Seperti diketahui, kebijakan penghapusan BPHTB dan PBG tertuang dalam Surat Keputusan Bersama (SKB) tiga menteri yang ditandatangani Menteri Dalam Negeri Tito Karnavian, Menteri Pekerjaan Umum Dody Hanggodo, serta Menteri Perumahan dan Kawasan Permukiman Maruarar Sirait, Senin, 25 November 2024. Namun, kebijakan penghapusan BPHTB dan retribusi PBG hanya berlaku untuk golongan masyarakat MBR.
Tito Karnavian mengatakan SKB ini menjadi dasar bagi Pemda untuk mengeluarkan Peraturan Kepala Daerah atau Perkada. Mendagri juga mewanti-wanti kepala daerah untuk berhati-hati. Terlebih, penghapusan pajak ini berpotensi mengurangi pendapatan asli daerah atau PAD.
“Jadi, sekali lagi, kuncinya hanya dibatasi kepada MBR. Jangan sampai nanti disalahgunakan untuk yang berpenghasilan lebih,” kata Tito.
Adapun kriteria MBR yang berhak merasakan kebijakan penghapusan BPHTB dan retribusi PBG telah diatur dalam Keputusan Menteri Pekerjaan Umum dan Perumahan Rakyat Nomor 22/KPTS/M/2023.
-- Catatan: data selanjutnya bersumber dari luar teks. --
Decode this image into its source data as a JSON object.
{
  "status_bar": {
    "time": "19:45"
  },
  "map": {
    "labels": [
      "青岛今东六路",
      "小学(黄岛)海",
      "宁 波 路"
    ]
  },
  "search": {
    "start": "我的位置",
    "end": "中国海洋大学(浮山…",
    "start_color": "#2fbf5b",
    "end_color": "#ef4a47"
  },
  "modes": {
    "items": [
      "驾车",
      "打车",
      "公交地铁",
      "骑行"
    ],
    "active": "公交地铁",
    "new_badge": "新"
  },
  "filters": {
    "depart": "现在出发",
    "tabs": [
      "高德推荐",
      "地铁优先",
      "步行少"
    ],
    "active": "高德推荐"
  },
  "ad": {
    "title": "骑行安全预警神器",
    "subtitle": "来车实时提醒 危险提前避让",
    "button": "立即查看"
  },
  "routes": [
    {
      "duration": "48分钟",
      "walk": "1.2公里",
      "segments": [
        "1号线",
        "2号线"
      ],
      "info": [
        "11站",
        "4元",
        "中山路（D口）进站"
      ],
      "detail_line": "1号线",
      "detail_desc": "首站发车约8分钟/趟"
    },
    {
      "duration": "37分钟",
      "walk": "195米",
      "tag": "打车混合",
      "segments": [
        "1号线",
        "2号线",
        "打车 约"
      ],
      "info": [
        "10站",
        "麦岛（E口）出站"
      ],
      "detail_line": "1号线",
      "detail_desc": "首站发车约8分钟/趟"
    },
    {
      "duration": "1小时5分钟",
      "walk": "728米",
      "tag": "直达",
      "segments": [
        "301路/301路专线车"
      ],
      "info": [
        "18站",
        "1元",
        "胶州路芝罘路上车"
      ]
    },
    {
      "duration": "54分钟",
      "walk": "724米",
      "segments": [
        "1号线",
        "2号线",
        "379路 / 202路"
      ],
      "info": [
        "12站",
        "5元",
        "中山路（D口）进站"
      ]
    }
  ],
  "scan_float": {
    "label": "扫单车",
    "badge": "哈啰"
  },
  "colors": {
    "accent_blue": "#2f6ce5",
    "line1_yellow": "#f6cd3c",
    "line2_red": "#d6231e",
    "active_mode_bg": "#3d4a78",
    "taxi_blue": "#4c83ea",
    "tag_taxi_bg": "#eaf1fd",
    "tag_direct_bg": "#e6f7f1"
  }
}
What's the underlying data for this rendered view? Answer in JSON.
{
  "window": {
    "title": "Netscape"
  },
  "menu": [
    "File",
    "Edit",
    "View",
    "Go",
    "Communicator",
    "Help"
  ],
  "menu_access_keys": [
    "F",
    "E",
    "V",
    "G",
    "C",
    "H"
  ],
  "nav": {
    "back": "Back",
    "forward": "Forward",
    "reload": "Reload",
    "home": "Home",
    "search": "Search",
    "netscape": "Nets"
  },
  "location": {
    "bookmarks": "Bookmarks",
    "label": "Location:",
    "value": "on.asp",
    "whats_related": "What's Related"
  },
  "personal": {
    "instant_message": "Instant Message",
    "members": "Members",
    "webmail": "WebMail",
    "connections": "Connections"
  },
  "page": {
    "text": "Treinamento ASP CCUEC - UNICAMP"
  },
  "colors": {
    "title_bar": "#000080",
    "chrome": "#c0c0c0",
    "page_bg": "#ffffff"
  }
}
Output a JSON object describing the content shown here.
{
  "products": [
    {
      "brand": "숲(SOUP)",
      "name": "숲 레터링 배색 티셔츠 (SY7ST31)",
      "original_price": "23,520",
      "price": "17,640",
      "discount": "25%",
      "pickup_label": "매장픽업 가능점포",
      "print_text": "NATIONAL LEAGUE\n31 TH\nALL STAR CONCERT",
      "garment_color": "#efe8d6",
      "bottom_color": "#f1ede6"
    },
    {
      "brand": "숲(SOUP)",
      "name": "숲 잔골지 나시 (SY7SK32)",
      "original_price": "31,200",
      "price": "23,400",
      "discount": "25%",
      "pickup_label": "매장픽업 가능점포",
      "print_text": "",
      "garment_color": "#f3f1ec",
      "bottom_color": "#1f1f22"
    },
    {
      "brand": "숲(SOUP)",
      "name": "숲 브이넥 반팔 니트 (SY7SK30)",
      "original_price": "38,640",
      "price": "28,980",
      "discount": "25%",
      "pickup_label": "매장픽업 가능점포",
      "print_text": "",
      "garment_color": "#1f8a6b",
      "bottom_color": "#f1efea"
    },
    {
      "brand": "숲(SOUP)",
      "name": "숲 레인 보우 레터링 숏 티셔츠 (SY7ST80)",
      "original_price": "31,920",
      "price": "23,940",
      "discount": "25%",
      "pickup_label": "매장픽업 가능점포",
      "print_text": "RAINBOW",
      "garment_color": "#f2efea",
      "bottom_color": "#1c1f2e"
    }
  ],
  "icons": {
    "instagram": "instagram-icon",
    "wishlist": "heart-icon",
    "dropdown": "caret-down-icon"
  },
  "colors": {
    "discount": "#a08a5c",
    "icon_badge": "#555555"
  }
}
Mengacu peraturan tersebut, Tito menjelaskan, MBR di luar Papua adalah masyarakat dengan penghasilan maksimal Rp 7 juta per bulan bagi yang belum menikah dan maksimal Rp 8 juta per bulan bagi yang sudah menikah. Sedangkan di Papua, masyarakat golongan MBR adalah masyarakat dengan gaji maksimal Rp 7,5 juta per bulan bagi yang belum menikah dan maksimal Rp 10 juta per bulan bagi yang sudah menikah.